On raconte que sur l’île des Tropiques vivait une chatte noire nommée, par une ironie analogique, Afrique. Or, il advint qu’Afrique eut trois fils : Nagp, Hei et Ngul. Les deux premiers avaient le pelage nocturne de leur mère et, dès leur naissance, miaulèrent à qui mieux mieux, ne recherchant d’autre compagnie que celle des mamelles maternelles gorgées de lait. Ngul, quant à lui, naquit albinos, son poil blanc provoqua la moquerie de ses frères et ses yeux, souffrant de la lumière, étaient toujours mi-clos. Pourtant, Ngul possédait un don qu’aucun autre chat n’avait eu avant lui, celui de la parole, et Afrique, à Nagp et Hei qui sans cesse se gaussaient de ses paupières presque bridées et de son poil translucide, rappela le proverbe wolof qui assure que si l’oryctérope a un groin, c’est sa langue qui capture les fourmis. Si les deux rejetons l’avaient écoutée, ils auraient peut-être compris que toute apparence, aussi disgracieuse fut-elle, pouvait receler des trésors ; mais les chatons se ruaient sur son ventre pour boire et, dans leurs ricanements, lui mordaient les tétins.
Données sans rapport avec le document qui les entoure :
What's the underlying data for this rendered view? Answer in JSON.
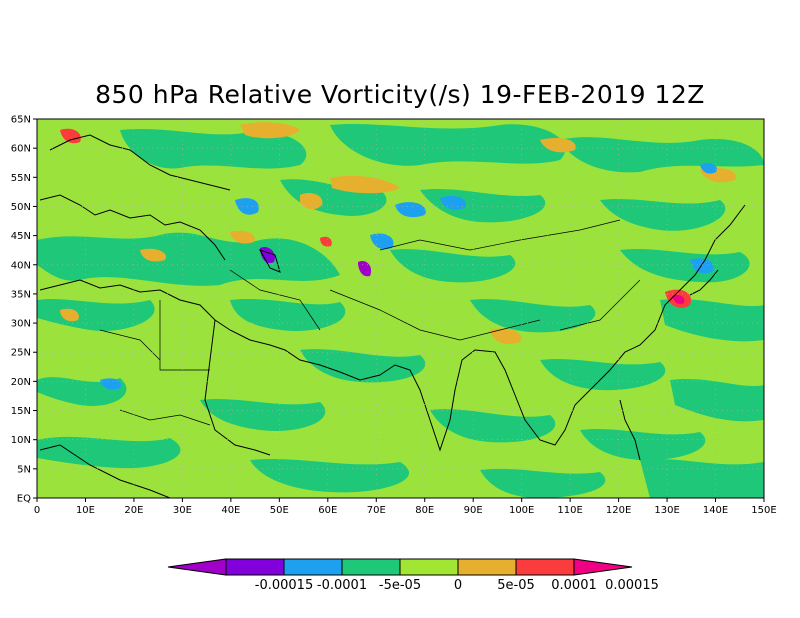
{
  "title": "850 hPa Relative Vorticity(/s) 19-FEB-2019 12Z",
  "map": {
    "lon_range": [
      0,
      150
    ],
    "lat_range": [
      0,
      65
    ],
    "lon_ticks": [
      "0",
      "10E",
      "20E",
      "30E",
      "40E",
      "50E",
      "60E",
      "70E",
      "80E",
      "90E",
      "100E",
      "110E",
      "120E",
      "130E",
      "140E",
      "150E"
    ],
    "lat_ticks": [
      "EQ",
      "5N",
      "10N",
      "15N",
      "20N",
      "25N",
      "30N",
      "35N",
      "40N",
      "45N",
      "50N",
      "55N",
      "60N",
      "65N"
    ],
    "background_color": "#9be33c",
    "grid": true
  },
  "colorbar": {
    "labels": [
      "-0.00015",
      "-0.0001",
      "-5e-05",
      "0",
      "5e-05",
      "0.0001",
      "0.00015"
    ],
    "colors": [
      "#a000c8",
      "#8200dc",
      "#1ea0f0",
      "#1ec878",
      "#a0e632",
      "#e6af2d",
      "#fa3c3c",
      "#f00082"
    ]
  }
}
De son côté, Ngul rêvassait invariablement et, lorsqu’il daignait enfin se sustenter, le lait était rare et sa portion congrue. Aussi, alors que ses frères croissaient en vigueur et taille, il resta chétif ; il transportait sa silhouette valétudinaire à l’extérieur de la tanière, explorait le monde, échangeant son avis avec les animaux qu’il croisait et qui lui répondait inévitablement par des meuglements, des feulements et autres piaillements. Ngul, avec son vaste vocabulaire, n’était compris de personne – il en conçut bien évidemment un sentiment d’étrangeté.
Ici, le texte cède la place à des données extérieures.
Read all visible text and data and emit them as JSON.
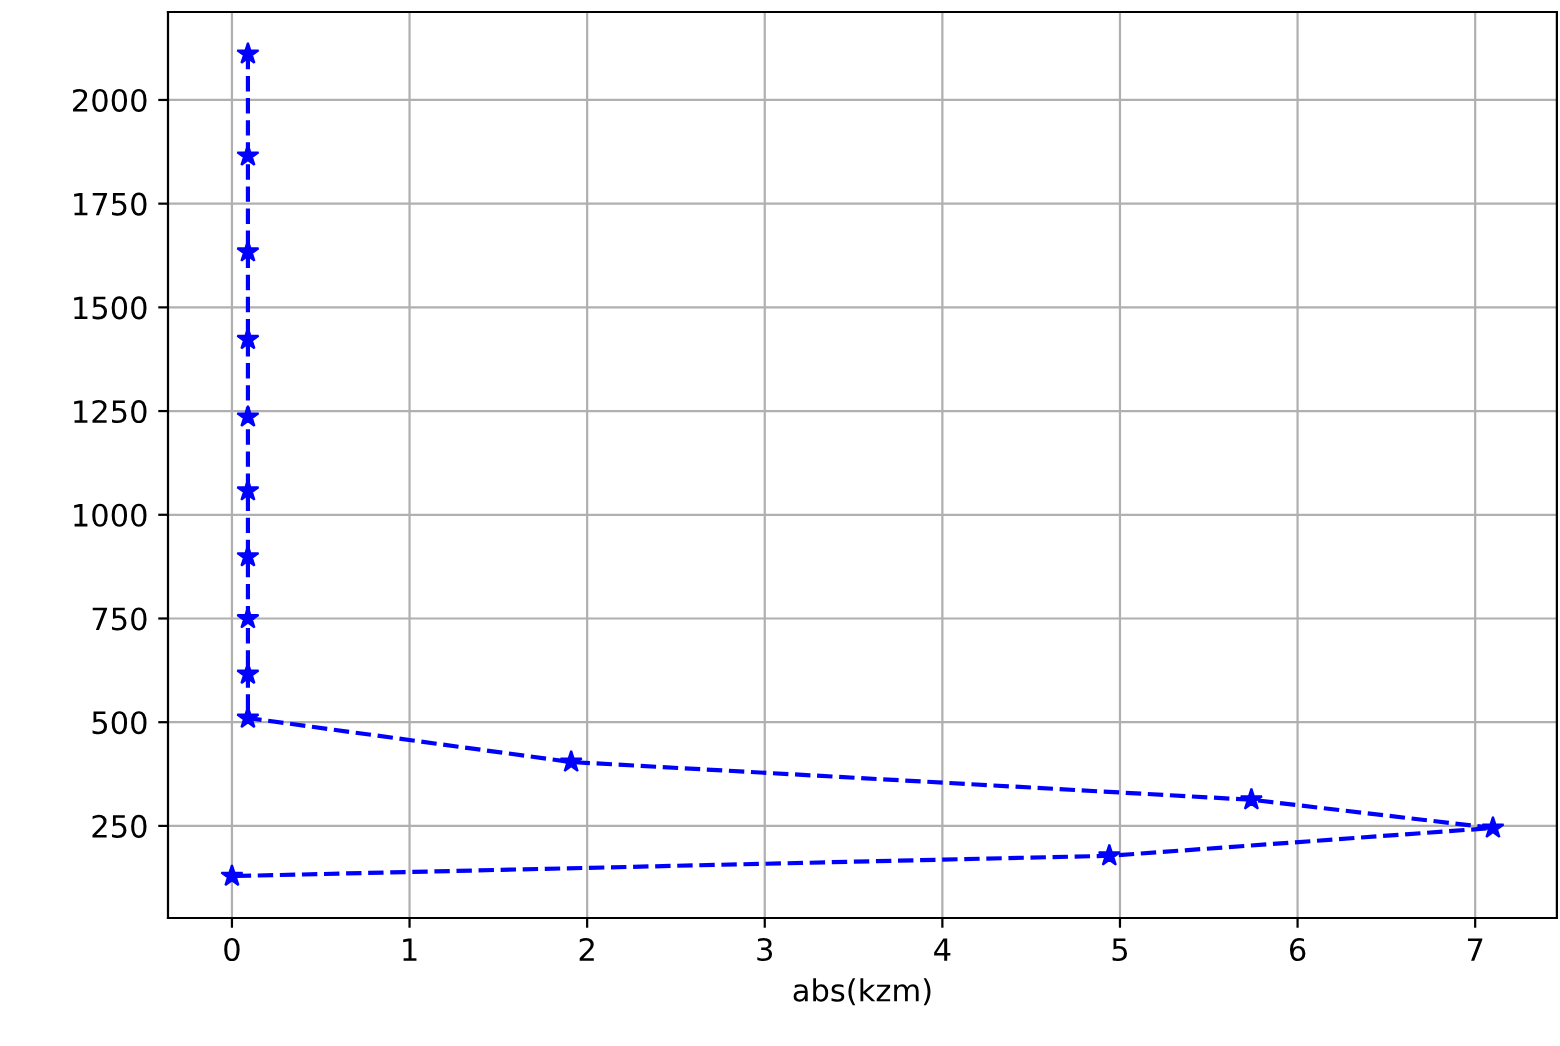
{
  "chart_data": {
    "type": "line",
    "xlabel": "abs(kzm)",
    "x": [
      0.09,
      0.09,
      0.09,
      0.09,
      0.09,
      0.09,
      0.09,
      0.09,
      0.09,
      0.09,
      1.91,
      5.74,
      7.1,
      4.94,
      0.0
    ],
    "series": [
      {
        "color": "#0000ff",
        "values": [
          2111,
          1865,
          1634,
          1423,
          1236,
          1058,
          899,
          750,
          616,
          510,
          404,
          313,
          245,
          178,
          129
        ]
      }
    ],
    "xlim": [
      -0.36,
      7.46
    ],
    "ylim": [
      28,
      2212
    ],
    "xticks": [
      0,
      1,
      2,
      3,
      4,
      5,
      6,
      7
    ],
    "yticks": [
      250,
      500,
      750,
      1000,
      1250,
      1500,
      1750,
      2000
    ],
    "grid": true,
    "marker": "star",
    "line_style": "dashed"
  }
}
Il décida donc de s’essayer à la compagnie des hommes tout en sachant que cette résection faunistique serait sans doute sans retour, à la manière de l’eau d’une rivière qui jamais ne revient sur pas. Il se rendit auprès d’Afrique pour un dernier adieu et, à cet effet, se frotta contre elle affectueusement, la régalant de tendres caresses auprès desquelles même l’haptonomie aurait eu l’air d’un contact brutal. La mère tenta bien de sangloter un peu, mais ses yeux de chats ne le lui permirent pas – seul Ngul avait des accointances avec la race humaine. Ses frères, assis sur leurs nèfles, le regardèrent s’éloigner avec un air goguenard.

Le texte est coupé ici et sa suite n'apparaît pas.